Under the new Industrial Deep Decarbonization Initiative (IDDI), the governments of the UK, India, Germany and Canada have announced a pledge to purchase low carbon-emission steel.
Green steel is already experiencing a rise in demand, with this announcement encouraging the market’s growth.
The steel industry is critical to the global economy, but it is also one of the biggest producers of carbon dioxide. And so, decreasing the level of CO2 produced by the industry is vital if countries are to achieve the goal of net-zero emissions by 2050.
And green steel is thought to be the answer.
Here we look at what green steel actually is, the current production landscape and what the future holds for the industry.
What is green steel?
The properties of traditional steel are retained in green steel. It’s the way green steel is manufactured that makes it green. The usual production of steel involves heating iron ore with coking coal in a blast furnace; producing one tonne of steel emits about 1.85 tonnes of CO2.
But the manufacture of green steel looks to use renewable energy and green hydrogen as opposed to coking coal. This is set to make steel production at the supplier level CO2 free.
How is green steel manufactured?
Several methods are being developed and trialled to produce green steel. One of the leading processes involves replacing the coal used in production with green hydrogen. Rather than emitting CO2, the byproduct is water vapour.
Has green steel started to be produced?
The world’s first hydrogen-reduced sponge iron was produced in June 2021 at the HYBRIT pilot plant in Sweden. Rather than using coal and coke to remove the oxygen, fossil-free hydrogen was used. The green steel was delivered to Volvo who, in October, unveiled an autonomous electronic dumper truck as the first green steel vehicle to be made.
Stockholm-based H2 Green Steel is another fossil-free steel venture. With a budget of approximately $3 billion US dollars (USD), they’re planning to build a zero-emissions steel factory in the north of Sweden. Expected to begin in 2024, the process will use hydrogen energy that was previously produced from Sweden’s Boden-Luleå region. H2 Green Steel anticipates that by 2030 their annual production of this high-quality zero-emission steel will be over five million tons.

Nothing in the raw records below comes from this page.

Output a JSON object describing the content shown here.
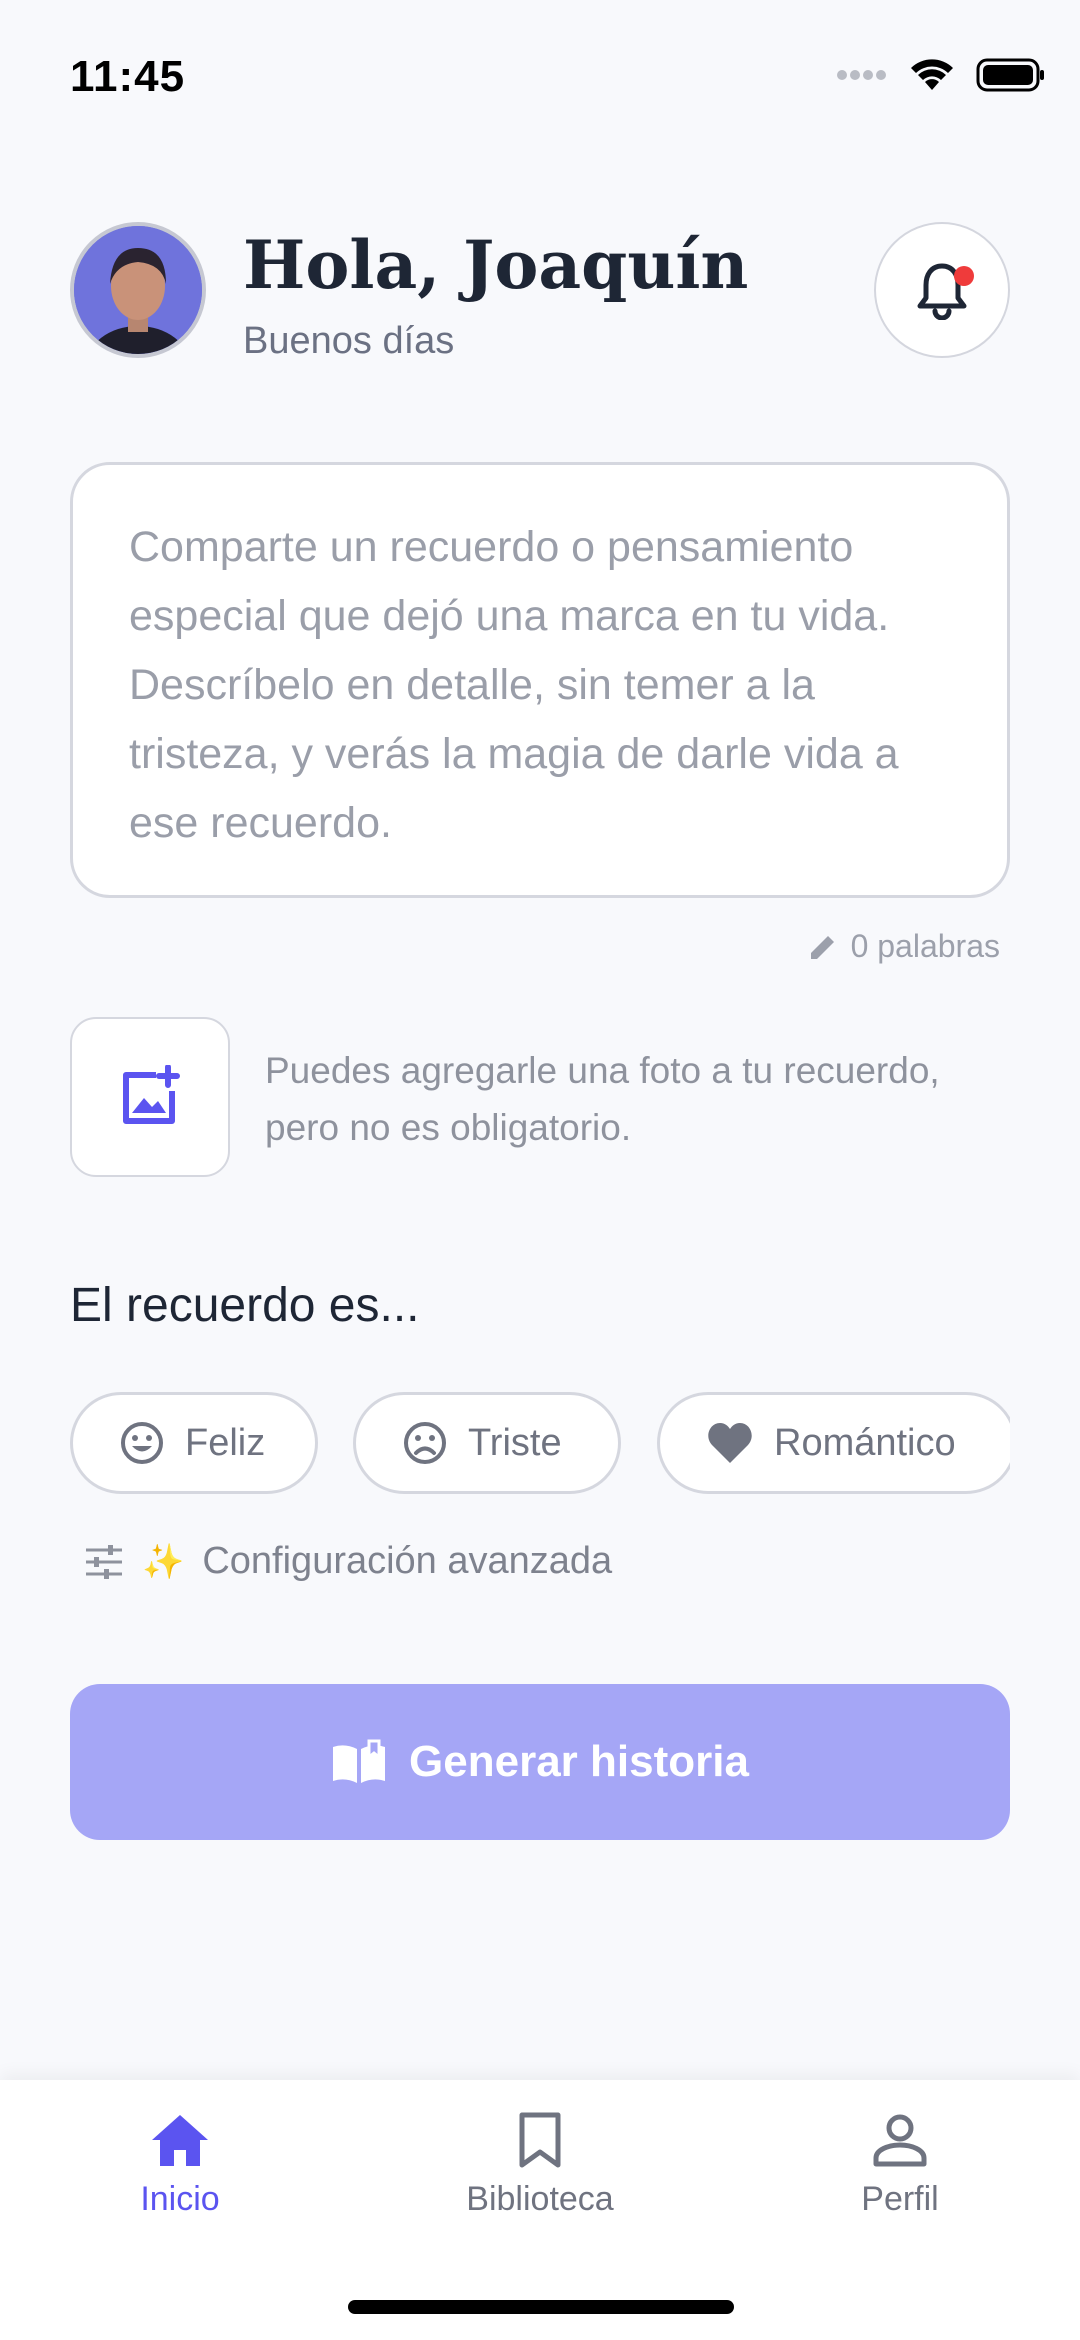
{
  "status_bar": {
    "time": "11:45"
  },
  "header": {
    "greeting": "Hola, Joaquín",
    "subtitle": "Buenos días"
  },
  "composer": {
    "placeholder": "Comparte un recuerdo o pensamiento especial que dejó una marca en tu vida. Descríbelo en detalle, sin temer a la tristeza, y verás la magia de darle vida a ese recuerdo.",
    "word_count": "0 palabras"
  },
  "photo": {
    "hint": "Puedes agregarle una foto a tu recuerdo, pero no es obligatorio."
  },
  "mood": {
    "title": "El recuerdo es...",
    "options": [
      {
        "label": "Feliz",
        "icon": "smile-icon"
      },
      {
        "label": "Triste",
        "icon": "frown-icon"
      },
      {
        "label": "Romántico",
        "icon": "heart-icon"
      }
    ]
  },
  "advanced": {
    "sparkle": "✨",
    "label": "Configuración avanzada"
  },
  "generate": {
    "label": "Generar historia"
  },
  "nav": {
    "items": [
      {
        "label": "Inicio",
        "icon": "home-icon",
        "active": true
      },
      {
        "label": "Biblioteca",
        "icon": "bookmark-icon",
        "active": false
      },
      {
        "label": "Perfil",
        "icon": "person-icon",
        "active": false
      }
    ]
  },
  "colors": {
    "accent": "#5b54f0",
    "button_disabled": "#a5a6f6",
    "notification_dot": "#ef3b3b",
    "background": "#f8f9fc"
  }
}
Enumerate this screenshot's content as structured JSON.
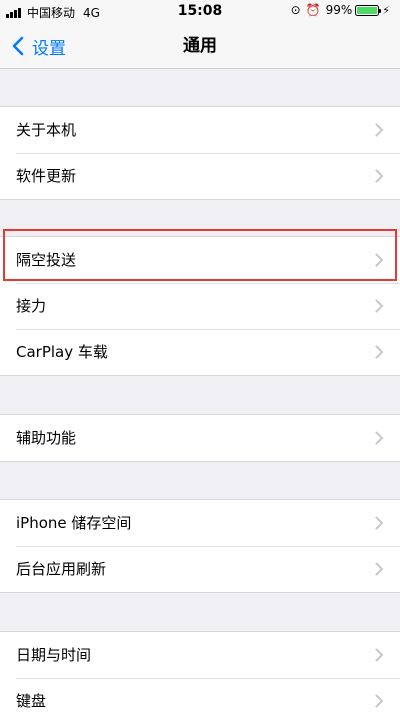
{
  "status_bar": {
    "carrier": "中国移动",
    "network": "4G",
    "time": "15:08",
    "battery": "99%",
    "battery_level": 0.99,
    "signal_bars": 4
  },
  "nav": {
    "back_label": "设置",
    "title": "通用"
  },
  "groups": [
    {
      "items": [
        {
          "label": "关于本机"
        },
        {
          "label": "软件更新"
        }
      ]
    },
    {
      "items": [
        {
          "label": "隔空投送"
        },
        {
          "label": "接力"
        },
        {
          "label": "CarPlay 车载"
        }
      ]
    },
    {
      "items": [
        {
          "label": "辅助功能"
        }
      ]
    },
    {
      "items": [
        {
          "label": "iPhone 储存空间"
        },
        {
          "label": "后台应用刷新"
        }
      ]
    },
    {
      "items": [
        {
          "label": "日期与时间"
        },
        {
          "label": "键盘"
        }
      ]
    }
  ],
  "highlighted_item": "隔空投送",
  "colors": {
    "accent": "#007aff",
    "highlight": "#e53935",
    "background": "#efeff4",
    "battery": "#4cd964"
  }
}
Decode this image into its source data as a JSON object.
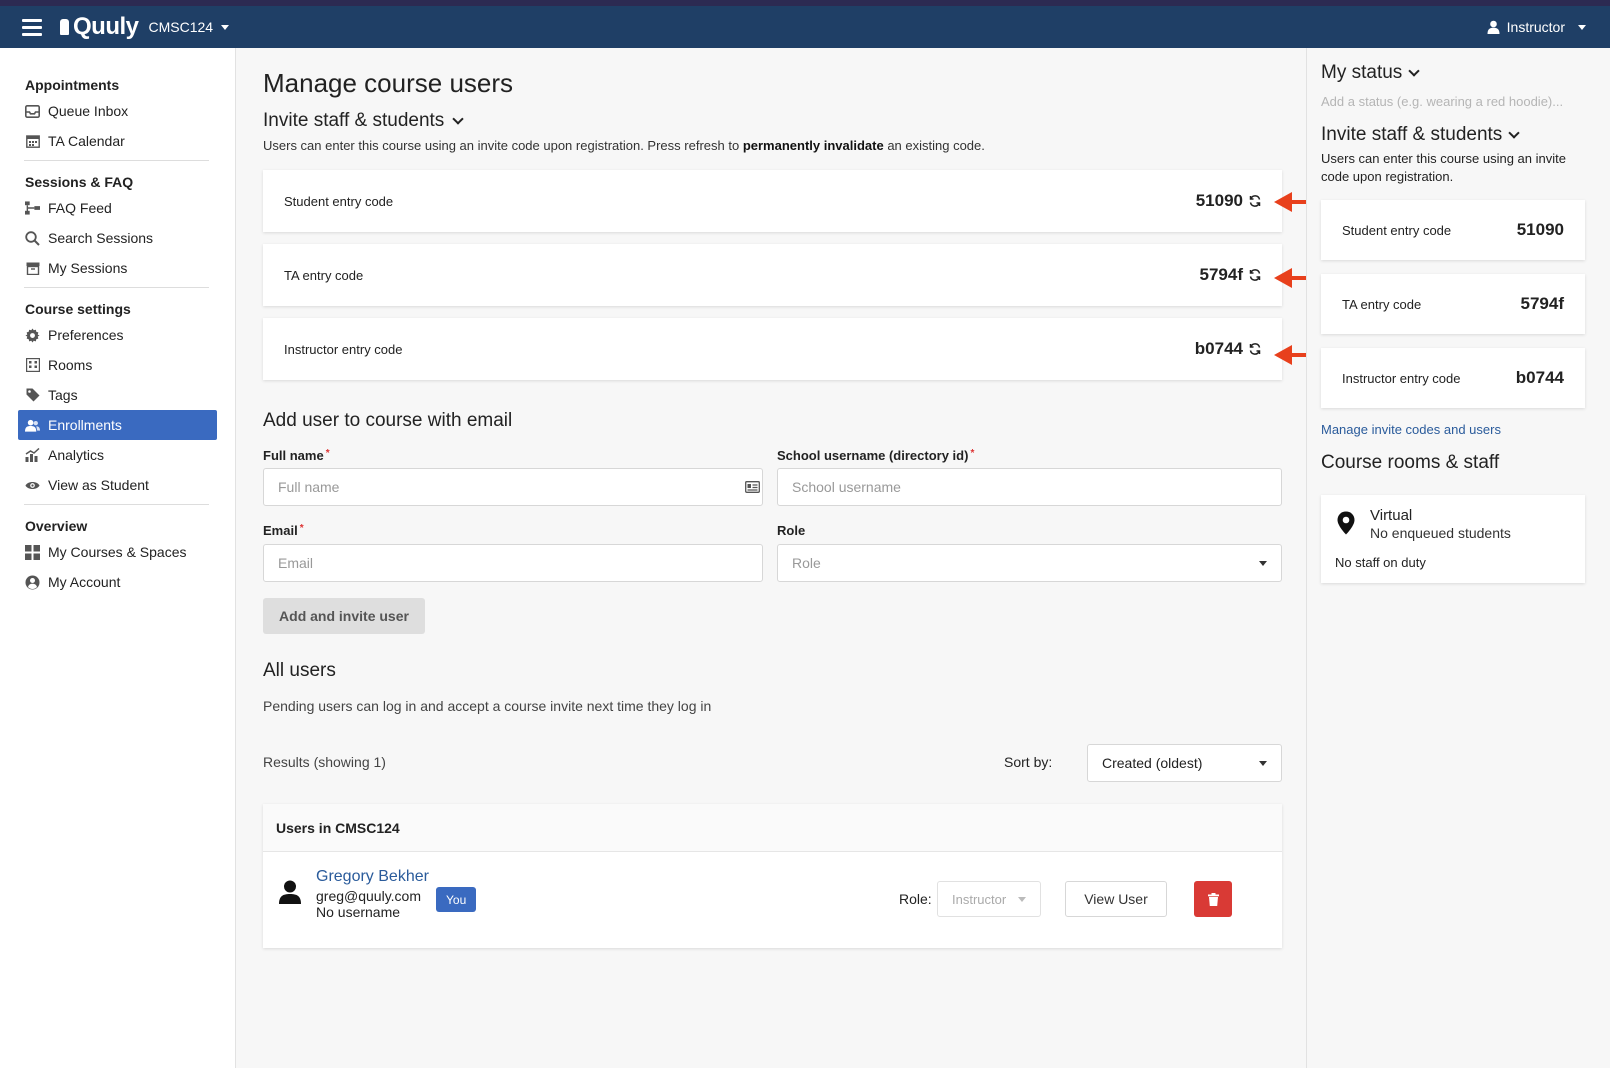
{
  "topbar": {
    "logo": "Quuly",
    "course": "CMSC124",
    "user_role": "Instructor"
  },
  "sidebar": {
    "sections": [
      {
        "header": "Appointments",
        "items": [
          {
            "label": "Queue Inbox",
            "icon": "inbox-icon"
          },
          {
            "label": "TA Calendar",
            "icon": "calendar-icon"
          }
        ]
      },
      {
        "header": "Sessions & FAQ",
        "items": [
          {
            "label": "FAQ Feed",
            "icon": "sitemap-icon"
          },
          {
            "label": "Search Sessions",
            "icon": "search-icon"
          },
          {
            "label": "My Sessions",
            "icon": "archive-icon"
          }
        ]
      },
      {
        "header": "Course settings",
        "items": [
          {
            "label": "Preferences",
            "icon": "gear-icon"
          },
          {
            "label": "Rooms",
            "icon": "building-icon"
          },
          {
            "label": "Tags",
            "icon": "tag-icon"
          },
          {
            "label": "Enrollments",
            "icon": "users-icon",
            "active": true
          },
          {
            "label": "Analytics",
            "icon": "chart-icon"
          },
          {
            "label": "View as Student",
            "icon": "eye-icon"
          }
        ]
      },
      {
        "header": "Overview",
        "items": [
          {
            "label": "My Courses & Spaces",
            "icon": "grid-icon"
          },
          {
            "label": "My Account",
            "icon": "user-circle-icon"
          }
        ]
      }
    ]
  },
  "main": {
    "title": "Manage course users",
    "invite": {
      "heading": "Invite staff & students",
      "help_pre": "Users can enter this course using an invite code upon registration. Press refresh to ",
      "help_bold": "permanently invalidate",
      "help_post": " an existing code.",
      "codes": [
        {
          "label": "Student entry code",
          "value": "51090"
        },
        {
          "label": "TA entry code",
          "value": "5794f"
        },
        {
          "label": "Instructor entry code",
          "value": "b0744"
        }
      ]
    },
    "add_user": {
      "heading": "Add user to course with email",
      "full_name_label": "Full name",
      "full_name_placeholder": "Full name",
      "username_label": "School username (directory id)",
      "username_placeholder": "School username",
      "email_label": "Email",
      "email_placeholder": "Email",
      "role_label": "Role",
      "role_placeholder": "Role",
      "submit_label": "Add and invite user",
      "required_mark": "*"
    },
    "all_users": {
      "heading": "All users",
      "help": "Pending users can log in and accept a course invite next time they log in",
      "results": "Results (showing 1)",
      "sort_label": "Sort by:",
      "sort_value": "Created (oldest)",
      "table_header": "Users in CMSC124",
      "users": [
        {
          "name": "Gregory Bekher",
          "email": "greg@quuly.com",
          "username": "No username",
          "badge": "You",
          "role_label": "Role:",
          "role": "Instructor",
          "view_label": "View User"
        }
      ]
    }
  },
  "right_panel": {
    "status_heading": "My status",
    "status_placeholder": "Add a status (e.g. wearing a red hoodie)...",
    "invite_heading": "Invite staff & students",
    "invite_help": "Users can enter this course using an invite code upon registration.",
    "codes": [
      {
        "label": "Student entry code",
        "value": "51090"
      },
      {
        "label": "TA entry code",
        "value": "5794f"
      },
      {
        "label": "Instructor entry code",
        "value": "b0744"
      }
    ],
    "manage_link": "Manage invite codes and users",
    "rooms_heading": "Course rooms & staff",
    "room": {
      "name": "Virtual",
      "queue": "No enqueued students",
      "staff": "No staff on duty"
    }
  },
  "colors": {
    "topbar": "#1f3f66",
    "accent": "#3a6ac0",
    "link": "#2a5b9b",
    "annotation_arrow": "#e8401c",
    "danger": "#d93a35"
  }
}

And it’s not just Sweden taking steps towards fossil-free steel. Andrew Forrest, chairman and co-founder of iron ore giant Fortescue Metals Group, has unveiled his plans to build Australia’s first green steel pilot plant.
The world’s biggest iron ore producer, Rio Tinto is developing a new technology to manufacture low-carbon steel. Rio Tinto is working with the University of Nottingham to develop the process, which involves the use of sustainable biomass instead of coking coal.
In Spain, steel and mining company ArcelorMittal SA plans to build a full-scale zero-carbon steel plant which will use green hydrogen. The company claims that 1.6 million tonnes of carbon-free steel a year will be produced by 2025.
Top steelmaker in China, China Baowu Steel Group, has announced its commitment to carbon neutrality by 2050.
What does this mean for the future of the steel industry?
The steel industry is vital in tackling the climate crisis. Just think of all the steel that’s involved in the solutions, such as wind turbines and electric cars. If anything, a green future includes more steel.
But the transition will neither be easy or cheap, with green hydrogen costing a lot more than fossil fuels or natural gas. Government support is critical for the industry’s green transformation. Both in terms of providing financial backing and ensuring a just transition, meaning jobs are protected in the move to a greener economy.
To sum up
A more sustainable future means a transition to green steel. Although innovations in technology are underway, it’ll be some time before this move is complete. How much time is very much dependent on regulatory support and policy.